2.02.2019

Change...

  I keep coming back to this blog and am amazed that it's still around. (And I've said that everytime...) But this time, I've realized that this isn't much a blog for others, but a journal for me. From the start of this blog to now, there's a lot that's changed...
  I'm still employed at the same station. Nothing changed there. Jen's now an RN in the SICU at UofU hospital and is loving every minute of it, both good and bad; major change there. Nolan's 11, in 6th grade, a ridiclous reader, lovess to ski and rock climb and very much has the "tweenager" attitude; major change there. Chris is 9, in 4th grade, and into basketball and skiing, some change. Audrey is 7, 2nd grade, loves gymnastics and is also an... "emotional" kid. We've moved, again. Bigger house, more rooms, more... house.
  But that's not the change I'm talking about. It's what's between each of us that has changed. The "happy-happy joy-joy" schmuck that I see in my early "bloggings" isn't so sparkly. It's still there, but has a lot more shit on/in it. That's been hard to deal with. Breathing helps. Therapy helps too.

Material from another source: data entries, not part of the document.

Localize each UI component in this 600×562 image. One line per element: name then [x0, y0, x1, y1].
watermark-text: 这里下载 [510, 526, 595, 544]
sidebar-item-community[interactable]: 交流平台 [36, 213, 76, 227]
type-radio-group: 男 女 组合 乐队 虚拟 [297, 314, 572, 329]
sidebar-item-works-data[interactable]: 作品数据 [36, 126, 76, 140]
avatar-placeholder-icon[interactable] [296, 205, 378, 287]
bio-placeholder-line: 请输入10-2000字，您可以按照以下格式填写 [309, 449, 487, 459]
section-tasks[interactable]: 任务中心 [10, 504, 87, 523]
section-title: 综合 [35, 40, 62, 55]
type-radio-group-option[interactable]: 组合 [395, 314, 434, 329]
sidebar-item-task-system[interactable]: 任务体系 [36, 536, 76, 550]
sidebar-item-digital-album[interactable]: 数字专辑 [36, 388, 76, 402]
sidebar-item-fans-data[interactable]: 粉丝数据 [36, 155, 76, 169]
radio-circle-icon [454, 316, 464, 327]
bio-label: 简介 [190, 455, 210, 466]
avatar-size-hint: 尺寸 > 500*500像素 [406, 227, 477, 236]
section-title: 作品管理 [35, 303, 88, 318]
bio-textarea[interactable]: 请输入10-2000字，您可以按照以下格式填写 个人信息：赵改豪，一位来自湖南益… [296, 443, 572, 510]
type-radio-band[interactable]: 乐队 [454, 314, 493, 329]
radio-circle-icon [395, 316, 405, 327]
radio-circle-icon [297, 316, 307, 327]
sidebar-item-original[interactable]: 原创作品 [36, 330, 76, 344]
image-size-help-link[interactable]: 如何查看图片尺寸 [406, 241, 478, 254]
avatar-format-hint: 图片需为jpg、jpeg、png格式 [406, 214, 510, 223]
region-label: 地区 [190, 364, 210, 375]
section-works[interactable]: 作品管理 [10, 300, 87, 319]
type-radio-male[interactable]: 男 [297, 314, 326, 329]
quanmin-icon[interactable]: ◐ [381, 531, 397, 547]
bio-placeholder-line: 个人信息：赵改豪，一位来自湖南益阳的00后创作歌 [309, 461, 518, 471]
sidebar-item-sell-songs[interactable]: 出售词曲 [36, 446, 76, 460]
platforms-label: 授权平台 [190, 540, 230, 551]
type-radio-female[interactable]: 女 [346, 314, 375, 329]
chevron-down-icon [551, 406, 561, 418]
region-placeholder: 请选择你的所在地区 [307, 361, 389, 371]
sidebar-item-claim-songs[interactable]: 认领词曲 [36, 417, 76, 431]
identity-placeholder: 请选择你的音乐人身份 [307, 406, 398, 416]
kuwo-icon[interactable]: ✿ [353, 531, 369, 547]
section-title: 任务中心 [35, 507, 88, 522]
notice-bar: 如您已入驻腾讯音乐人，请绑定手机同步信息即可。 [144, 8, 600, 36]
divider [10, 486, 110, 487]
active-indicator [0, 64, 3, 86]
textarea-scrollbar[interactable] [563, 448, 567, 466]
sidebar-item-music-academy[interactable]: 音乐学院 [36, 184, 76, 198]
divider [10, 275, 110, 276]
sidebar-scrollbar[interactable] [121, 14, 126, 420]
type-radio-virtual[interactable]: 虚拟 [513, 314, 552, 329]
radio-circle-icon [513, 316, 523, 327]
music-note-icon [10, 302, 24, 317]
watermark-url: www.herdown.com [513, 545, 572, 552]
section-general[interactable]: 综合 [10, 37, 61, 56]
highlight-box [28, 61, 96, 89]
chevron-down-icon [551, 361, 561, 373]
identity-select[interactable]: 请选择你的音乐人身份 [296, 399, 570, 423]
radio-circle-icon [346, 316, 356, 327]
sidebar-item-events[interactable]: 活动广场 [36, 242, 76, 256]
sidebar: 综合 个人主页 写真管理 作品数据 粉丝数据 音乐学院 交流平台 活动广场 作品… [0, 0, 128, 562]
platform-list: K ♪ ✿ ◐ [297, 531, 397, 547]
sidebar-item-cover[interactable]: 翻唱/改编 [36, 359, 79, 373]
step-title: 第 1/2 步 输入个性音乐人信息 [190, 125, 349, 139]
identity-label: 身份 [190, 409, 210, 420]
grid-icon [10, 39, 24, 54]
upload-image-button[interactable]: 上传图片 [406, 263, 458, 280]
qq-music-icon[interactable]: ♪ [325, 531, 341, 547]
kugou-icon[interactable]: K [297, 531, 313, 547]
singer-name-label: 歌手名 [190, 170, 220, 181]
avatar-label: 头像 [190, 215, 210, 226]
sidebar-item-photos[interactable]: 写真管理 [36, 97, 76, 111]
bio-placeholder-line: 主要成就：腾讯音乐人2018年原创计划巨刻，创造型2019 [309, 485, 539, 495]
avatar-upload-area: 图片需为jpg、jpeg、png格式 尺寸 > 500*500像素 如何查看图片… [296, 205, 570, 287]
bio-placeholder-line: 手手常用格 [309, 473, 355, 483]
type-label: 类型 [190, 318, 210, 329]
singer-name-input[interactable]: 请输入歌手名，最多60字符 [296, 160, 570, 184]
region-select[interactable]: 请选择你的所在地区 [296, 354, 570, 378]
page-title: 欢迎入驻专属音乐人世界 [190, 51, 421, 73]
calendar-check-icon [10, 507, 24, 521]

  It's weird/humbling to admit that I've sought out therapy; not just for myself but for my oldest and for us, together. Opening up to a stranger was really uncomfortable at first but quickly became... well... theraputic. And then, enlightening. Now, if I can get just Nolan to understand that. (And just like that, I've had another light bulb come on: it's not MY job to get him to understand, it's his. See? Therapy.)
  Change is hard. Parenting is harder. Trying to roll with all the changes while parenting is the hardest. If I breathe any faster, I may start to hyperventilate.